Фили весь этот хаос, Гуаякиль остается более или менее функционирующим местом. Банкиры, судоходные агенты и государственные служащие отправляются на работу каждое утро на своих машинах, проводят вечера в прибрежных кафе и барах и отправляют своих детей в школу — хотя и окруженную стенами с колючей проволокой сверху. Но город Дуран, который лежит вдоль болотистого восточного берега реки Гуаяс прямо напротив блестящих башен Гуаякиля, — это нечто иное: вотчина мафии, где банды имеют свою руку во всем, от сбора налогов до ежедневного доступа к проточной воде. Три четверти экспорта Эквадора проходят через Дуран, который когда-то был городом процветающего купечества. От реки над унылой полосой фабрик и складов, некоторые из которых перешли от размещения овощей и древесины к производству кирпичей кокаина, возвышается покров трущоб.

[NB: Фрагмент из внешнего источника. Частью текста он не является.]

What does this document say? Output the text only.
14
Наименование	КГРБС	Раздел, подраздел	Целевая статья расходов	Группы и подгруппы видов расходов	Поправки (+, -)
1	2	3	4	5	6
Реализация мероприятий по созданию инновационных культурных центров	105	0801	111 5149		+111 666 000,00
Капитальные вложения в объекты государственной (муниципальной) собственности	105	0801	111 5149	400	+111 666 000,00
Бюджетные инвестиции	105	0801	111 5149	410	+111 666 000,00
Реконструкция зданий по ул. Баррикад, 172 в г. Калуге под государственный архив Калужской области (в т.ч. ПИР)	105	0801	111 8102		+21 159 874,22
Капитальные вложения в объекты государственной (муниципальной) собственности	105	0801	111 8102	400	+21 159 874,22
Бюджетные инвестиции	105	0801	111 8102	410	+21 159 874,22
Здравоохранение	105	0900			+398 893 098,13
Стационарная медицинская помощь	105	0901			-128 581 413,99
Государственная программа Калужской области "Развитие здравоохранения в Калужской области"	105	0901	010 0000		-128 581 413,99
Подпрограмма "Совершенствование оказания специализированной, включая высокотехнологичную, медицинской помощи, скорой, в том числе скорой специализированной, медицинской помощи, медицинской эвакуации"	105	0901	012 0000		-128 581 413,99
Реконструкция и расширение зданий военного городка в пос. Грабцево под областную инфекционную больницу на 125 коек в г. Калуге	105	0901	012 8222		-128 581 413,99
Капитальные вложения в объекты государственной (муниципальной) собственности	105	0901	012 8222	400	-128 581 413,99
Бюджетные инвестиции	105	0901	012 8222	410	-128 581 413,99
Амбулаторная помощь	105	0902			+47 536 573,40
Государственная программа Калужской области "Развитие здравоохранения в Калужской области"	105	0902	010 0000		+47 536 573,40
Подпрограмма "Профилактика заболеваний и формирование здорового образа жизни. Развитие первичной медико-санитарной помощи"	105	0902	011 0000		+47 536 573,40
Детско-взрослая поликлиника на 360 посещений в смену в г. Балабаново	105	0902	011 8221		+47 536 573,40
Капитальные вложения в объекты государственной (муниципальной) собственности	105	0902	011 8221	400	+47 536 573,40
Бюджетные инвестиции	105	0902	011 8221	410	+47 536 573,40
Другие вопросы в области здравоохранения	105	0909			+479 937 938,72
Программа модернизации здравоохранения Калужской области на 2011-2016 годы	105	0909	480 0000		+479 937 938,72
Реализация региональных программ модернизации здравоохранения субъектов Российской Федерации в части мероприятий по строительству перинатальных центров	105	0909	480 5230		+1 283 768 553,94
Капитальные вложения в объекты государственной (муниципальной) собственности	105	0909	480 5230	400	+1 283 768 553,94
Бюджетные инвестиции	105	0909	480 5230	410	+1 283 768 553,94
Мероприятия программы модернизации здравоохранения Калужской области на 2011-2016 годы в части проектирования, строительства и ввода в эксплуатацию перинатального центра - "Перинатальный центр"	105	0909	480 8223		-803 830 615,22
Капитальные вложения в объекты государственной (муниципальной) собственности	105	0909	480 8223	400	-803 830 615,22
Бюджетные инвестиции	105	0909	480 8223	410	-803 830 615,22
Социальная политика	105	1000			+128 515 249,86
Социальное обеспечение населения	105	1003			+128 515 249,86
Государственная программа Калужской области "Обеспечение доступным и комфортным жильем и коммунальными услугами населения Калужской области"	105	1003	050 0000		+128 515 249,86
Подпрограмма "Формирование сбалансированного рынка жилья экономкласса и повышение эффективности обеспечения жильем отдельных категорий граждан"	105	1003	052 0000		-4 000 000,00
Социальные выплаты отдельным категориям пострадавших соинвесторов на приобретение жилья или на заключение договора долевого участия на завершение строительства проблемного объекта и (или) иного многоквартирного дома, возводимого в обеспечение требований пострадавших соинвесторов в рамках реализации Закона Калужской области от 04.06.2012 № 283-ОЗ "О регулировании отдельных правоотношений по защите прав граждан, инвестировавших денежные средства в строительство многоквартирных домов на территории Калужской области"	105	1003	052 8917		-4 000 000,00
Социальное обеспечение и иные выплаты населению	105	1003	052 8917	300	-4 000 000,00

Дюран — это не то место, куда можно зайти случайно. Однажды вечером, сразу после заката, я присоединился к полицейскому батальону, патрулирующему город. Шесть пикапов пробирались сквозь темнеющую городскую застройку. Через 15 минут на перекрестке бульваров 18 офицеров в балаклавах и с автоматами вышли из грузовиков и установили периметр дорожных конусов. В течение следующего получаса они останавливали въезжающие машины и светили в них факелами. Операция напоминала представление — хореографию силы, чтобы дать гражданам Дюрана понять, что полиция не совсем бросила их в преступном мире.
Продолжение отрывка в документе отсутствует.